On the Spot: Malgorzata Fidelis - 2 minutes read
Why are you a historian of Eastern Europe?
I came to the United States at the age of 20. Looking at my native country from outside opened completely new ways of thinking.
What’s the most important lesson history has taught you?
Everyone has power. Even the most marginalised groups in oppressive societies can affect change.
Which history book has had the greatest influence on you?
Jacques Le Goff, Les intellectuels au Moyen Age.
What book in your field should everyone read?
For Eastern Europe: Maria Todorova, Imagining the Balkans. For the history of communism: Krisztina Fehérváry, Politics in Color and Concrete: Socialist Materiality and the Middle Class in Hungary.
Which moment would you most like to go back to?
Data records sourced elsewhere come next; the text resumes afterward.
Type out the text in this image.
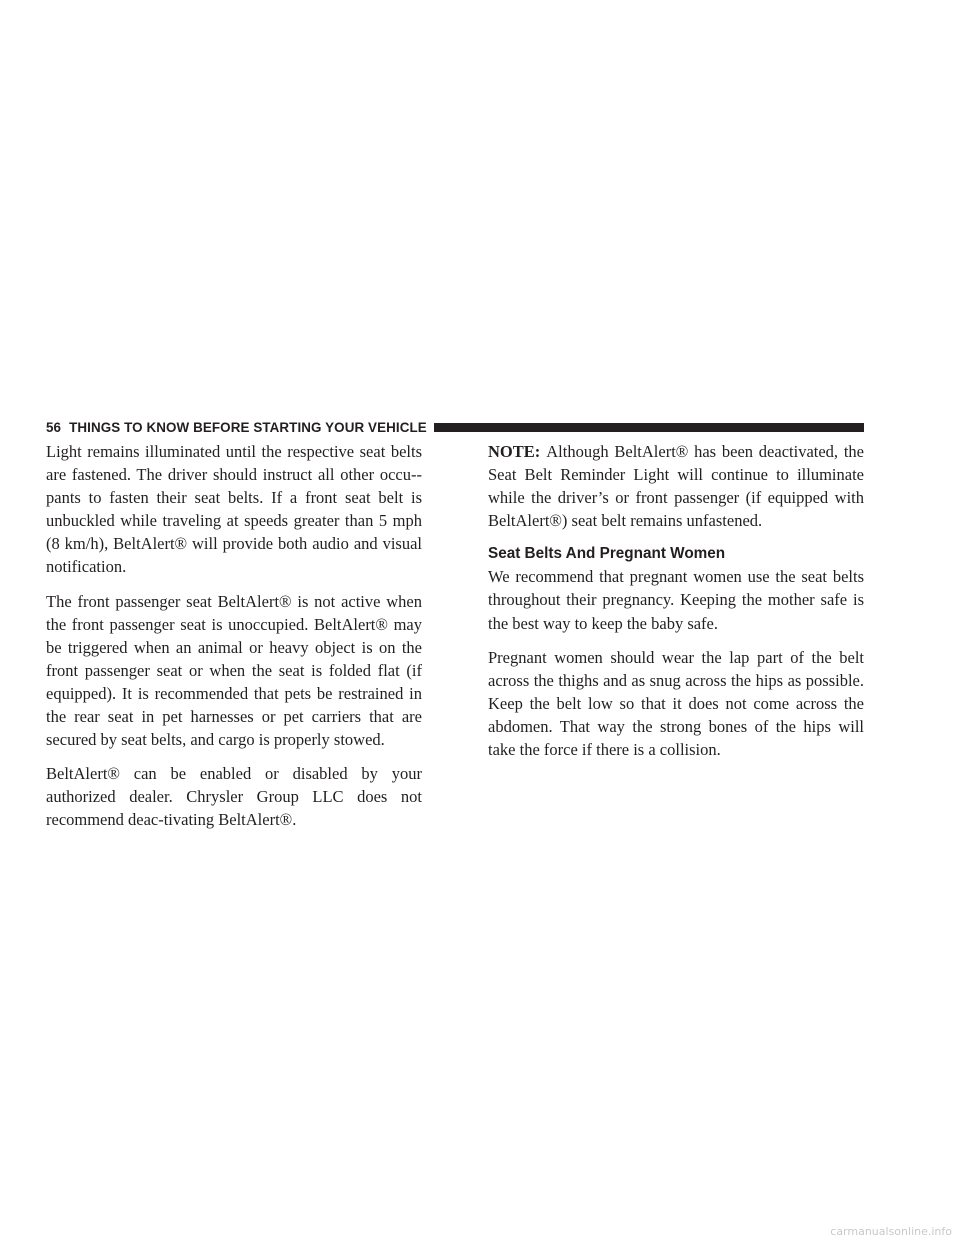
56 THINGS TO KNOW BEFORE STARTING YOUR VEHICLE

Light remains illuminated until the respective seat belts are fastened. The driver should instruct all other occu-pants to fasten their seat belts. If a front seat belt is unbuckled while traveling at speeds greater than 5 mph (8 km/h), BeltAlert® will provide both audio and visual notification.

The front passenger seat BeltAlert® is not active when the front passenger seat is unoccupied. BeltAlert® may be triggered when an animal or heavy object is on the front passenger seat or when the seat is folded flat (if equipped). It is recommended that pets be restrained in the rear seat in pet harnesses or pet carriers that are secured by seat belts, and cargo is properly stowed.

BeltAlert® can be enabled or disabled by your authorized dealer. Chrysler Group LLC does not recommend deac-tivating BeltAlert®.

NOTE: Although BeltAlert® has been deactivated, the Seat Belt Reminder Light will continue to illuminate while the driver’s or front passenger (if equipped with BeltAlert®) seat belt remains unfastened.

Seat Belts And Pregnant Women

We recommend that pregnant women use the seat belts throughout their pregnancy. Keeping the mother safe is the best way to keep the baby safe.

Pregnant women should wear the lap part of the belt across the thighs and as snug across the hips as possible. Keep the belt low so that it does not come across the abdomen. That way the strong bones of the hips will take the force if there is a collision.

carmanualsonline.info
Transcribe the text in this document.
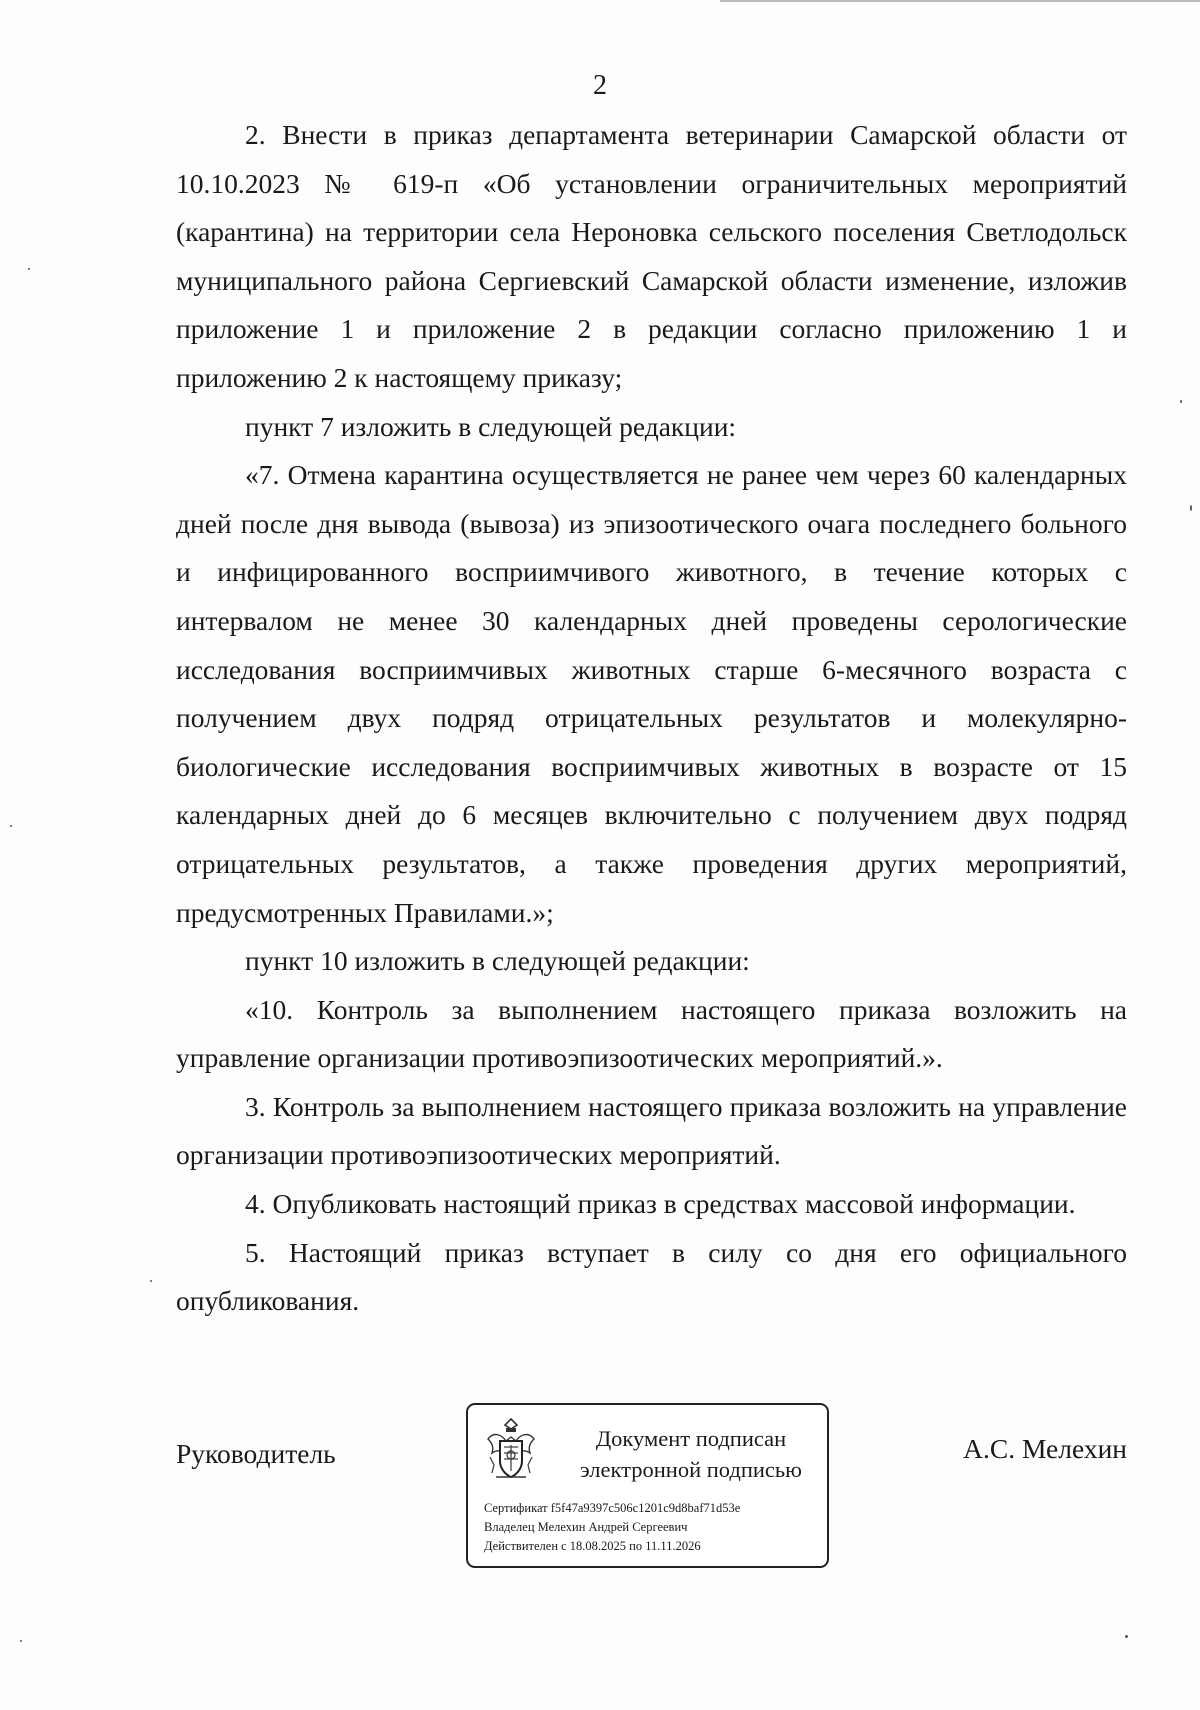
2

2. Внести в приказ департамента ветеринарии Самарской области от 10.10.2023 № 619-п «Об установлении ограничительных мероприятий (карантина) на территории села Нероновка сельского поселения Светлодольск муниципального района Сергиевский Самарской области изменение, изложив приложение 1 и приложение 2 в редакции согласно приложению 1 и приложению 2 к настоящему приказу;

пункт 7 изложить в следующей редакции:

«7. Отмена карантина осуществляется не ранее чем через 60 календарных дней после дня вывода (вывоза) из эпизоотического очага последнего больного и инфицированного восприимчивого животного, в течение которых с интервалом не менее 30 календарных дней проведены серологические исследования восприимчивых животных старше 6-месячного возраста с получением двух подряд отрицательных результатов и молекулярно-биологические исследования восприимчивых животных в возрасте от 15 календарных дней до 6 месяцев включительно с получением двух подряд отрицательных результатов, а также проведения других мероприятий, предусмотренных Правилами.»;

пункт 10 изложить в следующей редакции:

«10. Контроль за выполнением настоящего приказа возложить на управление организации противоэпизоотических мероприятий.».

3. Контроль за выполнением настоящего приказа возложить на управление организации противоэпизоотических мероприятий.

4. Опубликовать настоящий приказ в средствах массовой информации.

5. Настоящий приказ вступает в силу со дня его официального опубликования.

Руководитель	А.С. Мелехин
Документ подписан
электронной подписью
Сертификат f5f47a9397c506c1201c9d8baf71d53e
Владелец Мелехин Андрей Сергеевич
Действителен с 18.08.2025 по 11.11.2026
The Free Speech Movement at UC Berkeley in 1964-65.
Which historian has had the greatest influence on you?
Mary Louise Roberts, a model gender historian from whom I constantly learn.
Which person in history would you most like to have met?
Eleanor of Aquitaine.
How many languages do you have?
Several Slavic languages, including my native Polish. Rusty Latin, French and German.
What historical topic have you changed your mind on?
That the Middle Ages were more exciting than contemporary history!
What is the most common misconception about your field?
That Eastern Europe is not Europe.
Which genre of history do you like least?
Any that does not have many people in it.
What’s the most exciting field in history today?
Approaches that depart from the rigid boundaries of fields.
Is there an important historical text you have not read?
I have a long list of important historical texts I have not read.
What’s your favourite archive?
The Hoover Archives at Stanford.
What’s the best museum?
Musei Vaticani.
What technology has changed the world the most?
Reliable birth control.
The Mediterranean or the Indian Ocean?
The Mediterranean.
Historical drama or documentary?
Documentary.
The Parthenon or Machu Picchu?
Machu Picchu.
What will future generations judge us most harshly for?
Plutocracy, with all its devastating impact on societies and the environment.
Malgorzata Fidelis is Associate Professor of History at the University of Illinois at Chicago and author of Imagining the World from Behind the Iron Curtain: Youth and the Global Sixties in Poland (Oxford University Press, 2022).